> GM spends about $40 million a year on Facebook marketing, according to the Wall Street Journal, about $10 million of which is for paid advertisements. It will continue to post relevant content about the company and its brands on GM’s Facebook pages.
The best marketing on Facebook doesn't make Facebook any money.
Direct follow up with people is expensive. From the WSJ:
> GM spends about $40 million on its Facebook presence. About $10 million of that is paid to Facebook for advertising, the rest covers content created for the site, agencies that manage the content and daily maintenance of GM's pages, people familiar with the figures said.
Their page has (roughly) 300k followers. That's $100 per reachable user per year, which is insane.
If they were using that additional $10mm to get the 300k followers to begin with, that's an even worse indictment of FB advertising for traditional brands.
Remember that they don't have just one brand on Facebook. For example, they have 1.3 million followers on their Chevrolet page. They have 1.1 million for Cadillac. 400k for Buick. 660k for GMC. 525k for OnStar. 350k for their "TeamChevy" Chevrolet racing page. Now, there's sure to be some overlap there; but that's still easily 2 or 3 million followers.
That's a factor of 10 more than you were estimating; and that's just based on a quick poll of brands that I took a look at.
One FT employee easily costs more than $100,000 when you include benefits, expenses and so on.
Also GM sells a few dozens models of cars, I could easily see the salaries for the staff who do daily updates for all these models and the advertising agencies who manage it costing 30 million or more.

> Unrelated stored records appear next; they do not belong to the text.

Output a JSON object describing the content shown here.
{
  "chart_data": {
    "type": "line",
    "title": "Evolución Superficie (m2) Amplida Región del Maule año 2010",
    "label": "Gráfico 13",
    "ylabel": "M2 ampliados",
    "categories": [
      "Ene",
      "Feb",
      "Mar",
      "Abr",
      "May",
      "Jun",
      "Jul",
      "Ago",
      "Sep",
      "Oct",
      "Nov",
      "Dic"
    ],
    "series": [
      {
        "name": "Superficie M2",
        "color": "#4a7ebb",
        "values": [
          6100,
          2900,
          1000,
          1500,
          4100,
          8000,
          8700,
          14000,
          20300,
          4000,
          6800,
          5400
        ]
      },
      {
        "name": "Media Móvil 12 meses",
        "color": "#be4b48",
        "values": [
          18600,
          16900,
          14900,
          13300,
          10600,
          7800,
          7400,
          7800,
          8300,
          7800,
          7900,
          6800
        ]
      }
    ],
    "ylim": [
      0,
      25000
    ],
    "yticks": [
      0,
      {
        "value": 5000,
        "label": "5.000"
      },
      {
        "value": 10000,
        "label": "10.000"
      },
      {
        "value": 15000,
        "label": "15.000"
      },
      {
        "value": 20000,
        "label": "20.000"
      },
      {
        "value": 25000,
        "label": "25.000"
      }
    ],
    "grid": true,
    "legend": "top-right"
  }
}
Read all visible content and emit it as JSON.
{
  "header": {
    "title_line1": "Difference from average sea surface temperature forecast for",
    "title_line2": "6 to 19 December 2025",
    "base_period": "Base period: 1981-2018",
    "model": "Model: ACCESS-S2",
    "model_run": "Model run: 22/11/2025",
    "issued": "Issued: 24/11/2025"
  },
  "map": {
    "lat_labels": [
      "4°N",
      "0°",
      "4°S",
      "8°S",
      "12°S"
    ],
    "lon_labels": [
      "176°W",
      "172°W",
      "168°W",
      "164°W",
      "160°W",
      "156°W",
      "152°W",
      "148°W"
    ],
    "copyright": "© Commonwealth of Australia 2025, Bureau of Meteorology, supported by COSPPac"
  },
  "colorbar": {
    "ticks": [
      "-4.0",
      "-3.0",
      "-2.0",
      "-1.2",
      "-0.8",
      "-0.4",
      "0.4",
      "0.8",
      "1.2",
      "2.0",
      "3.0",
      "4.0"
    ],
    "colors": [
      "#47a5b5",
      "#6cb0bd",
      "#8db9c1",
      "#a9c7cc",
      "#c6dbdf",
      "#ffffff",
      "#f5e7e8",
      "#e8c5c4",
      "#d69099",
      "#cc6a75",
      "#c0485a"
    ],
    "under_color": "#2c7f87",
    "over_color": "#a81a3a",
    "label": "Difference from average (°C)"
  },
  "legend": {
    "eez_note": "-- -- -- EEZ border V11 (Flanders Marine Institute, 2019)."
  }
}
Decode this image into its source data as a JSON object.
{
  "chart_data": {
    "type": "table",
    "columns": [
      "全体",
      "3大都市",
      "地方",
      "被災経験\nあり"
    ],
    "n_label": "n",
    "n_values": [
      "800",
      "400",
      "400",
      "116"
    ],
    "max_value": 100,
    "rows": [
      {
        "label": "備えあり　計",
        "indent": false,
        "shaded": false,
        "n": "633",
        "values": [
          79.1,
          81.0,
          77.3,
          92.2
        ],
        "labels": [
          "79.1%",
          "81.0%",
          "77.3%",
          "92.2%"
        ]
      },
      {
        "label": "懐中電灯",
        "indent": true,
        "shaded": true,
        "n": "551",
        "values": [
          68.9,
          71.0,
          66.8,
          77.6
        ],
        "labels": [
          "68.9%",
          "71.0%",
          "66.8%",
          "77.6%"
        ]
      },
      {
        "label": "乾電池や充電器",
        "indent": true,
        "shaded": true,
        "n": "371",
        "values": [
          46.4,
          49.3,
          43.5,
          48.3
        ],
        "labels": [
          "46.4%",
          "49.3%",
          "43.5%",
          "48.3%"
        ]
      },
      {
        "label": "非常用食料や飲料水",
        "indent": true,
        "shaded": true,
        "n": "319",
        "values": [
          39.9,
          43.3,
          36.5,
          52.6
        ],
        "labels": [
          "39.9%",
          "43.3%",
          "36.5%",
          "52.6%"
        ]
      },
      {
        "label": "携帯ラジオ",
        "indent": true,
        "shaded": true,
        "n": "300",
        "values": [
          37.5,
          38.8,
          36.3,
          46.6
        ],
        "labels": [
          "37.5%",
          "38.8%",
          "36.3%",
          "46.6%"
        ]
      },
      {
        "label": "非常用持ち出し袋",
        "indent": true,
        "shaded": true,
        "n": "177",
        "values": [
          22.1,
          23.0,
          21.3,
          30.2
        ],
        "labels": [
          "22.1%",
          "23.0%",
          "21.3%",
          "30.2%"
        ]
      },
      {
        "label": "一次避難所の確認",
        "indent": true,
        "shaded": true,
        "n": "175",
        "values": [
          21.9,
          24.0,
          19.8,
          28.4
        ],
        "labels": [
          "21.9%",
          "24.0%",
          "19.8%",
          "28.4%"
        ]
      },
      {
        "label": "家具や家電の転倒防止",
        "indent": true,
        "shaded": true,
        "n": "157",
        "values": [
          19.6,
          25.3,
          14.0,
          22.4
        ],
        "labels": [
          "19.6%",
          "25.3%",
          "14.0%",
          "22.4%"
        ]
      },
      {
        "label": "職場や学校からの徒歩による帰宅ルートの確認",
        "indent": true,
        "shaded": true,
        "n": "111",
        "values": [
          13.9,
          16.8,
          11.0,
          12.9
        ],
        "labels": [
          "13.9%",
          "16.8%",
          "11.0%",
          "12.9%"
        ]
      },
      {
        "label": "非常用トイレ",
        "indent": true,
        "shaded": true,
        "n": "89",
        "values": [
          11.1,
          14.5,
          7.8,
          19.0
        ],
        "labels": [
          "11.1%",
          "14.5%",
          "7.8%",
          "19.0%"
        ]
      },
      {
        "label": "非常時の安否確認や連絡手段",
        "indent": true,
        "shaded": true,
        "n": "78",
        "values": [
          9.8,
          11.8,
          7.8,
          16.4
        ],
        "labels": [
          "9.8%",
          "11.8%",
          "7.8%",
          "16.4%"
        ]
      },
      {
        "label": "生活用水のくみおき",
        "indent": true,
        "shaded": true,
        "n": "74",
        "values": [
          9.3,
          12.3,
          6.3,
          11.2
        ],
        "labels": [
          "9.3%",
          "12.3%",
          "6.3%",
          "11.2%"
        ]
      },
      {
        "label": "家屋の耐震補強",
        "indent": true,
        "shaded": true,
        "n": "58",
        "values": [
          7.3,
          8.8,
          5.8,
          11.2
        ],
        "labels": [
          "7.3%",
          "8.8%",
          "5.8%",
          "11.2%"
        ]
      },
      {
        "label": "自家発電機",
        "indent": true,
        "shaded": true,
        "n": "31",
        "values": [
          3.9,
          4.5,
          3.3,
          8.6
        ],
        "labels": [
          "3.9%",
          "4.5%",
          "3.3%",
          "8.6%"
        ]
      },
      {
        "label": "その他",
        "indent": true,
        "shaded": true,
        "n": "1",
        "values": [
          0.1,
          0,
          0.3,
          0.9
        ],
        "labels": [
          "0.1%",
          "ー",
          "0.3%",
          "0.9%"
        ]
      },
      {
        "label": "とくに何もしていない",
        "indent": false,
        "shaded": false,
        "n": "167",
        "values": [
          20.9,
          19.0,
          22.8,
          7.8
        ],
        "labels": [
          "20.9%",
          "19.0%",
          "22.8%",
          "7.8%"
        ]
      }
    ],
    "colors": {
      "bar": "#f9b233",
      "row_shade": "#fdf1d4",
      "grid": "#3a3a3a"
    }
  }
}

Also GM has annual revenue of almost 160 BILLION, 30 million is a drop in the bucket in their marketing budget.
Advertising agency doesn't sell you a great campaign, idea or pretty pictures.
they sell you media. with a HUGE markup.
10mil media can cost way more than 30mil if bought from an agency creating the 'creatives' (in the case of car ads, a picture of the car, or a movie of it cruising on a road where the art director likes to take vacations)
I'm curious what your thoughts are from there? Who does the purchasing?
Don't tell me it's all going RTB or something like that; premium advertising is still how the publishers are going to make money and you really can't automate that.
You are going to need high touch sales presence, bespoke custom executions, etc.